A reservist sustained, October 2, 1914, a gunshot wound of the left forearm from a distance of about 1400 meters. He fainted, lost much blood, and was treated surgically, October 7, in hospital (at this time no complete paralysis of the arm).
In November, however, an incomplete paralysis at first developed. November 12, the patient was able to flex his thumb but showed some anesthesia.
Transferred to nerve hospital in December, the patient said that at the first change of dressings, October 10, he had not been able to move his arm, and said that pains and paresthesia had existed in the arm ever since the injury. There was still some evidence of suppuration at the exit orifice of the bullet. The left arm was now completely paralyzed and atonic, and hung down in walking, without swinging. The supinator phenomenon, though present on the right side, was absent on the left. The triceps reflex was present. The shoulder acted like a flail joint. On passive elevation of the left arm, the deltoid seemed to contract slightly at first; later it failed to contract. Fibrillary tremor of the left thumb.
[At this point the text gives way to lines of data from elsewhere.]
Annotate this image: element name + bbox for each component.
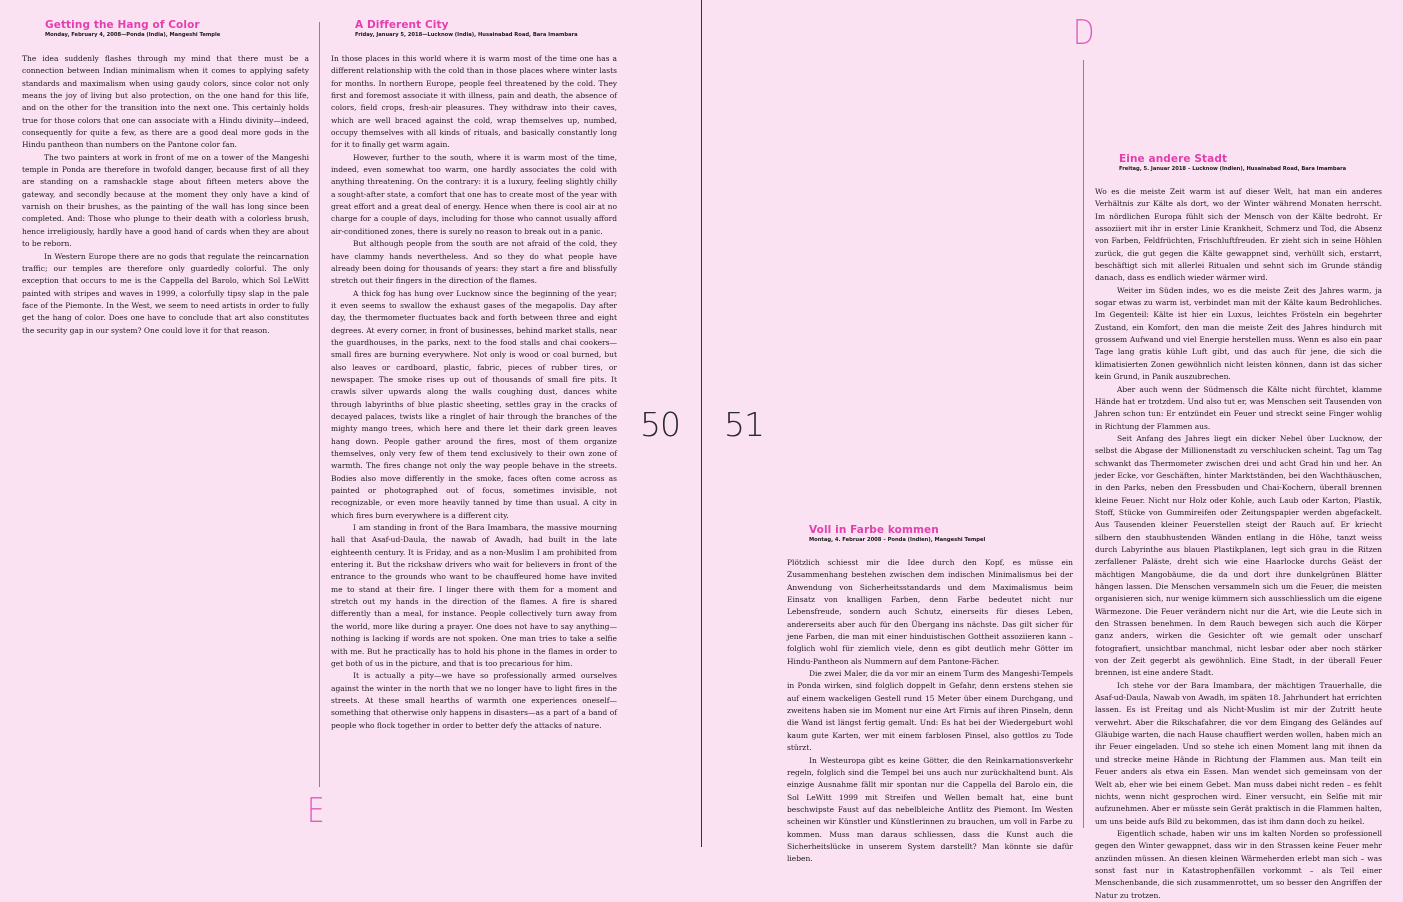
paragraph: But although people from the south are not afraid of the cold, they have clammy hands nevertheless. And so they do what people have already been doing for thousands of years: they start a fire and blissfully stretch out their fingers in the direction of the flames. xyxy=(331,239,617,286)
paragraph: The idea suddenly flashes through my mind that there must be a connection between Indian minimalism when it comes to applying safety standards and maximalism when using gaudy colors, since color not only means the joy of living but also protection, on the one hand for this life, and on the other for the transition into the next one. This certainly holds true for those colors that one can associate with a Hindu divinity—indeed, consequently for quite a few, as there are a good deal more gods in the Hindu pantheon than numbers on the Pantone color fan. xyxy=(22,54,309,150)
paragraph: It is actually a pity—we have so professionally armed ourselves against the winter in the north that we no longer have to light fires in the streets. At these small hearths of warmth one experiences oneself—something that otherwise only happens in disasters—as a part of a band of people who flock together in order to better defy the attacks of nature. xyxy=(331,671,617,730)
paragraph: In Westeuropa gibt es keine Götter, die den Reinkarnationsverkehr regeln, folglich sind die Tempel bei uns auch nur zurückhaltend bunt. Als einzige Ausnahme fällt mir spontan nur die Cappella del Barolo ein, die Sol LeWitt 1999 mit Streifen und Wellen bemalt hat, eine bunt beschwipste Faust auf das nebelbleiche Antlitz des Piemont. Im Westen scheinen wir Künstler und Künstlerinnen zu brauchen, um voll in Farbe zu kommen. Muss man daraus schliessen, dass die Kunst auch die Sicherheitslücke in unserem System darstellt? Man könnte sie dafür lieben. xyxy=(787,755,1073,864)
right-page xyxy=(702,0,1403,900)
article-title-color: Getting the Hang of Color xyxy=(45,19,200,31)
paragraph: I am standing in front of the Bara Imambara, the massive mourning hall that Asaf-ud-Daula, the nawab of Awadh, had built in the late eighteenth century. It is Friday, and as a non-Muslim I am prohibited from entering it. But the rickshaw drivers who wait for believers in front of the entrance to the grounds who want to be chauffeured home have invited me to stand at their fire. I linger there with them for a moment and stretch out my hands in the direction of the flames. A fire is shared differently than a meal, for instance. People collectively turn away from the world, more like during a prayer. One does not have to say anything—nothing is lacking if words are not spoken. One man tries to take a selfie with me. But he practically has to hold his phone in the flames in order to get both of us in the picture, and that is too precarious for him. xyxy=(331,523,617,668)
page-number-left: 50 xyxy=(640,405,680,444)
paragraph: Aber auch wenn der Südmensch die Kälte nicht fürchtet, klamme Hände hat er trotzdem. Und also tut er, was Menschen seit Tausenden von Jahren schon tun: Er entzündet ein Feuer und streckt seine Finger wohlig in Richtung der Flammen aus. xyxy=(1095,384,1382,431)
article-body-stadt xyxy=(1095,186,1382,902)
paragraph: In Western Europe there are no gods that regulate the reincarnation traffic; our temples are therefore only guardedly colorful. The only exception that occurs to me is the Cappella del Barolo, which Sol LeWitt painted with stripes and waves in 1999, a colorfully tipsy slap in the pale face of the Piemonte. In the West, we seem to need artists in order to fully get the hang of color. Does one have to conclude that art also constitutes the security gap in our system? One could love it for that reason. xyxy=(22,251,309,335)
paragraph: The two painters at work in front of me on a tower of the Mangeshi temple in Ponda are therefore in twofold danger, because first of all they are standing on a ramshackle stage about fifteen meters above the gateway, and secondly because at the moment they only have a kind of varnish on their brushes, as the painting of the wall has long since been completed. And: Those who plunge to their death with a colorless brush, hence irreligiously, hardly have a good hand of cards when they are about to be reborn. xyxy=(22,152,309,249)
left-page xyxy=(0,0,701,847)
article-title-stadt: Eine andere Stadt xyxy=(1119,153,1228,165)
section-letter-d: D xyxy=(1073,13,1095,53)
paragraph: Die zwei Maler, die da vor mir an einem Turm des Mangeshi-Tempels in Ponda wirken, sind folglich doppelt in Gefahr, denn erstens stehen sie auf einem wackeligen Gestell rund 15 Meter über einem Durchgang, und zweitens haben sie im Moment nur eine Art Firnis auf ihren Pinseln, denn die Wand ist längst fertig gemalt. Und: Es hat bei der Wiedergeburt wohl kaum gute Karten, wer mit einem farblosen Pinsel, also gottlos zu Tode stürzt. xyxy=(787,669,1073,753)
paragraph: In those places in this world where it is warm most of the time one has a different relationship with the cold than in those places where winter lasts for months. In northern Europe, people feel threatened by the cold. They first and foremost associate it with illness, pain and death, the absence of colors, field crops, fresh-air pleasures. They withdraw into their caves, which are well braced against the cold, wrap themselves up, numbed, occupy themselves with all kinds of rituals, and basically constantly long for it to finally get warm again. xyxy=(331,54,617,150)
paragraph: Ich stehe vor der Bara Imambara, der mächtigen Trauerhalle, die Asaf-ud-Daula, Nawab von Awadh, im späten 18. Jahrhundert hat errichten lassen. Es ist Freitag und als Nicht-Muslim ist mir der Zutritt heute verwehrt. Aber die Rikschafahrer, die vor dem Eingang des Geländes auf Gläubige warten, die nach Hause chauffiert werden wollen, haben mich an ihr Feuer eingeladen. Und so stehe ich einen Moment lang mit ihnen da und strecke meine Hände in Richtung der Flammen aus. Man teilt ein Feuer anders als etwa ein Essen. Man wendet sich gemeinsam von der Welt ab, eher wie bei einem Gebet. Man muss dabei nicht reden – es fehlt nichts, wenn nicht gesprochen wird. Einer versucht, ein Selfie mit mir aufzunehmen. Aber er müsste sein Gerät praktisch in die Flammen halten, um uns beide aufs Bild zu bekommen, das ist ihm dann doch zu heikel. xyxy=(1095,680,1382,826)
column-rule-right xyxy=(1083,60,1084,828)
paragraph: A thick fog has hung over Lucknow since the beginning of the year; it even seems to swallow the exhaust gases of the megapolis. Day after day, the thermometer fluctuates back and forth between three and eight degrees. At every corner, in front of businesses, behind market stalls, near the guardhouses, in the parks, next to the food stalls and chai cookers—small fires are burning everywhere. Not only is wood or coal burned, but also leaves or cardboard, plastic, fabric, pieces of rubber tires, or newspaper. The smoke rises up out of thousands of small fire pits. It crawls silver upwards along the walls coughing dust, dances white through labyrinths of blue plastic sheeting, settles gray in the cracks of decayed palaces, twists like a ringlet of hair through the branches of the mighty mango trees, which here and there let their dark green leaves hang down. People gather around the fires, most of them organize themselves, only very few of them tend exclusively to their own zone of warmth. The fires change not only the way people behave in the streets. Bodies also move differently in the smoke, faces often come across as painted or photographed out of focus, sometimes invisible, not recognizable, or even more heavily tanned by time than usual. A city in which fires burn everywhere is a different city. xyxy=(331,288,617,520)
article-body-farbe xyxy=(787,557,1073,866)
page-number-right: 51 xyxy=(724,405,764,444)
article-title-farbe: Voll in Farbe kommen xyxy=(809,524,939,536)
paragraph: Seit Anfang des Jahres liegt ein dicker Nebel über Lucknow, der selbst die Abgase der Millionenstadt zu verschlucken scheint. Tag um Tag schwankt das Thermometer zwischen drei und acht Grad hin und her. An jeder Ecke, vor Geschäften, hinter Marktständen, bei den Wachthäuschen, in den Parks, neben den Fressbuden und Chai-Kochern, überall brennen kleine Feuer. Nicht nur Holz oder Kohle, auch Laub oder Karton, Plastik, Stoff, Stücke von Gummireifen oder Zeitungspapier werden abgefackelt. Aus Tausenden kleiner Feuerstellen steigt der Rauch auf. Er kriecht silbern den staubhustenden Wänden entlang in die Höhe, tanzt weiss durch Labyrinthe aus blauen Plastikplanen, legt sich grau in die Ritzen zerfallener Paläste, dreht sich wie eine Haarlocke durchs Geäst der mächtigen Mangobäume, die da und dort ihre dunkelgrünen Blätter hängen lassen. Die Menschen versammeln sich um die Feuer, die meisten organisieren sich, nur wenige kümmern sich ausschliesslich um die eigene Wärmezone. Die Feuer verändern nicht nur die Art, wie die Leute sich in den Strassen benehmen. In dem Rauch bewegen sich auch die Körper ganz anders, wirken die Gesichter oft wie gemalt oder unscharf fotografiert, unsichtbar manchmal, nicht lesbar oder aber noch stärker von der Zeit gegerbt als gewöhnlich. Eine Stadt, in der überall Feuer brennen, ist eine andere Stadt. xyxy=(1095,433,1382,678)
article-body-city xyxy=(331,53,617,732)
paragraph: Plötzlich schiesst mir die Idee durch den Kopf, es müsse ein Zusammenhang bestehen zwischen dem indischen Minimalismus bei der Anwendung von Sicherheitsstandards und dem Maximalismus beim Einsatz von knalligen Farben, denn Farbe bedeutet nicht nur Lebensfreude, sondern auch Schutz, einerseits für dieses Leben, andererseits aber auch für den Übergang ins nächste. Das gilt sicher für jene Farben, die man mit einer hinduistischen Gottheit assoziieren kann – folglich wohl für ziemlich viele, denn es gibt deutlich mehr Götter im Hindu-Pantheon als Nummern auf dem Pantone-Fächer. xyxy=(787,558,1073,666)
article-meta-city: Friday, January 5, 2018—Lucknow (India), Husainabad Road, Bara Imambara xyxy=(355,32,578,38)
article-title-city: A Different City xyxy=(355,19,449,31)
article-body-color xyxy=(22,53,309,337)
paragraph: Weiter im Süden indes, wo es die meiste Zeit des Jahres warm, ja sogar etwas zu warm ist, verbindet man mit der Kälte kaum Bedrohliches. Im Gegenteil: Kälte ist hier ein Luxus, leichtes Frösteln ein begehrter Zustand, ein Komfort, den man die meiste Zeit des Jahres hindurch mit grossem Aufwand und viel Energie herstellen muss. Wenn es also ein paar Tage lang gratis kühle Luft gibt, und das auch für jene, die sich die klimatisierten Zonen gewöhnlich nicht leisten können, dann ist das sicher kein Grund, in Panik auszubrechen. xyxy=(1095,285,1382,382)
article-meta-color: Monday, February 4, 2008—Ponda (India), Mangeshi Temple xyxy=(45,32,221,38)
paragraph: Wo es die meiste Zeit warm ist auf dieser Welt, hat man ein anderes Verhältnis zur Kälte als dort, wo der Winter während Monaten herrscht. Im nördlichen Europa fühlt sich der Mensch von der Kälte bedroht. Er assoziiert mit ihr in erster Linie Krankheit, Schmerz und Tod, die Absenz von Farben, Feldfrüchten, Frischluftfreuden. Er zieht sich in seine Höhlen zurück, die gut gegen die Kälte gewappnet sind, verhüllt sich, erstarrt, beschäftigt sich mit allerlei Ritualen und sehnt sich im Grunde ständig danach, dass es endlich wieder wärmer wird. xyxy=(1095,187,1382,283)
paragraph: However, further to the south, where it is warm most of the time, indeed, even somewhat too warm, one hardly associates the cold with anything threatening. On the contrary: it is a luxury, feeling slightly chilly a sought-after state, a comfort that one has to create most of the year with great effort and a great deal of energy. Hence when there is cool air at no charge for a couple of days, including for those who cannot usually afford air-conditioned zones, there is surely no reason to break out in a panic. xyxy=(331,152,617,236)
article-meta-farbe: Montag, 4. Februar 2008 – Ponda (Indien), Mangeshi Tempel xyxy=(809,537,986,543)
section-letter-e: E xyxy=(307,791,325,831)
column-rule-left xyxy=(319,22,320,787)
paragraph: Eigentlich schade, haben wir uns im kalten Norden so professionell gegen den Winter gewappnet, dass wir in den Strassen keine Feuer mehr anzünden müssen. An diesen kleinen Wärmeherden erlebt man sich – was sonst fast nur in Katastrophenfällen vorkommt – als Teil einer Menschenbande, die sich zusammenrottet, um so besser den Angriffen der Natur zu trotzen. xyxy=(1095,828,1382,900)
article-meta-stadt: Freitag, 5. Januar 2018 – Lucknow (Indien), Husainabad Road, Bara Imambara xyxy=(1119,166,1347,172)
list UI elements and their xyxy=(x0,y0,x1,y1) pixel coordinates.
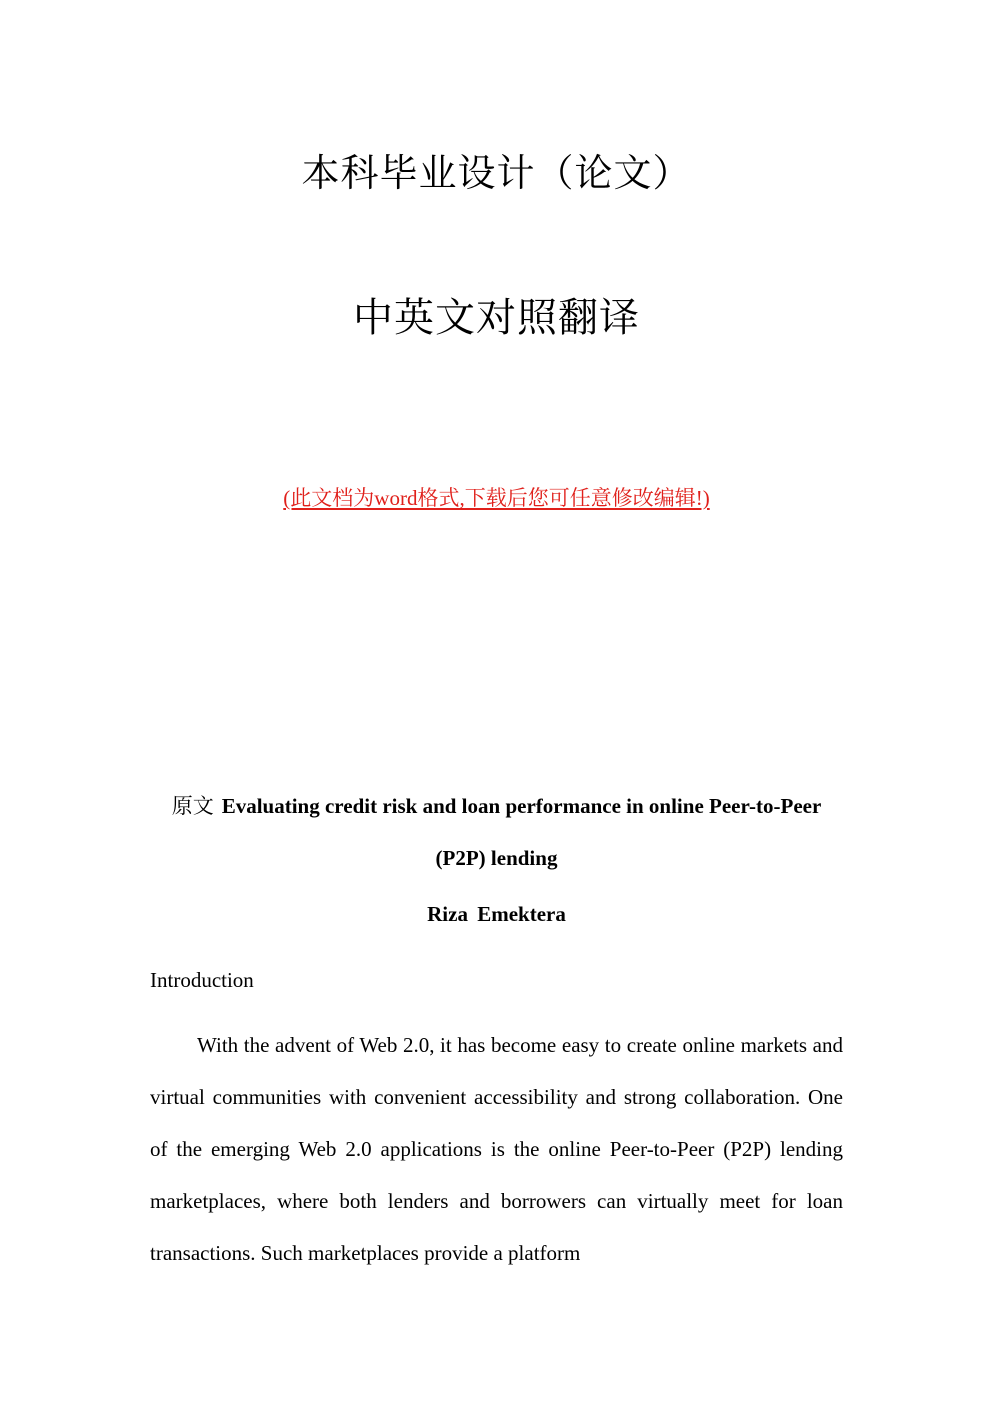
format-notice: (此文档为word格式,下载后您可任意修改编辑!) xyxy=(283,486,710,510)
document-subtitle: 中英文对照翻译 xyxy=(353,295,640,341)
paper-title-block xyxy=(150,780,843,884)
document-title: 本科毕业设计（论文） xyxy=(301,151,692,195)
original-text-label: 原文 xyxy=(171,794,214,818)
author-name: Riza Emektera xyxy=(427,902,566,926)
paper-title: Evaluating credit risk and loan performance in online Peer-to-Peer (P2P) lending xyxy=(221,794,822,870)
section-heading: Introduction xyxy=(150,968,254,992)
body-paragraph: With the advent of Web 2.0, it has become easy to create online markets and virtual communities with convenient accessibility and strong collaboration. One of the emerging Web 2.0 applications is the online Peer-to-Peer (P2P) lending marketplaces, where both lenders and borrowers can virtually meet for loan transactions. Such marketplaces provide a platform xyxy=(150,1033,843,1265)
Suggestive therapy was unsuccessful. There was an anesthesia of the left arm and the left trunk. The disorder diminished proximally, being most severe in the hand and the arm. The legs were normal. The electrical irritability of the left arm was only slightly diminished. There was a well-marked hypertrichosis of the left forearm, the skin of which was slightly purple and discolored. The patient himself made an attempt to burn his arm with a lighted cigar, to see if he could feel the pain. He showed the scar but had felt nothing. The pectoralis major muscle did not contract. If the left arm was started actively swinging, it kept on swinging inertly. The left hand showed hyperidrosis. The small hand muscles were emaciated but electrically normal.
Glass wound of wrist: Differential glove anesthesias (cold to mid forearm, pain somewhat higher, touch as far as elbow).
Case 406. (Romner, March, 1915.)
A German soldier, 37, wounded his right wrist in the glass of a door. The hand was put up six weeks long with very few changes of the bandage on account of suppuration, and he noticed that the arm was getting weaker and weaker, that he was losing feeling in it, and that it was beginning to sweat a good deal, so that now and then drops of sweat would stream off. The right hand was found markedly congested and 1.5 cm. larger in circumference. The fingers and hand were especially weak. There was a marked tremor of the arm. Electric excitability normal. The sensory disorder was in glove form. Hypesthesia to touch reached the elbow, analgesia to a point three fingers’ breadth below the elbow, and anesthesia to cold to a point two fingers’ breadth still lower, a sort of stepwise dissociation of sensibility resembling what is found in spinal lesions. The case was presented as one of local traumatic hysteria.
Re hysterical anesthesia, the rule is that it obeys no definite rule; that is, it may be a hemianesthesia, a segmentary, an isolated, or even a pseudo-peripheral anesthesia. It is a question whether Babinski would attempt to explain Romner’s case on the basis of medical suggestion, hetero-suggestion, or autosuggestion.
Myers has had a few instances in which anesthesia spread gradually, and in which analgesia increased after its onset.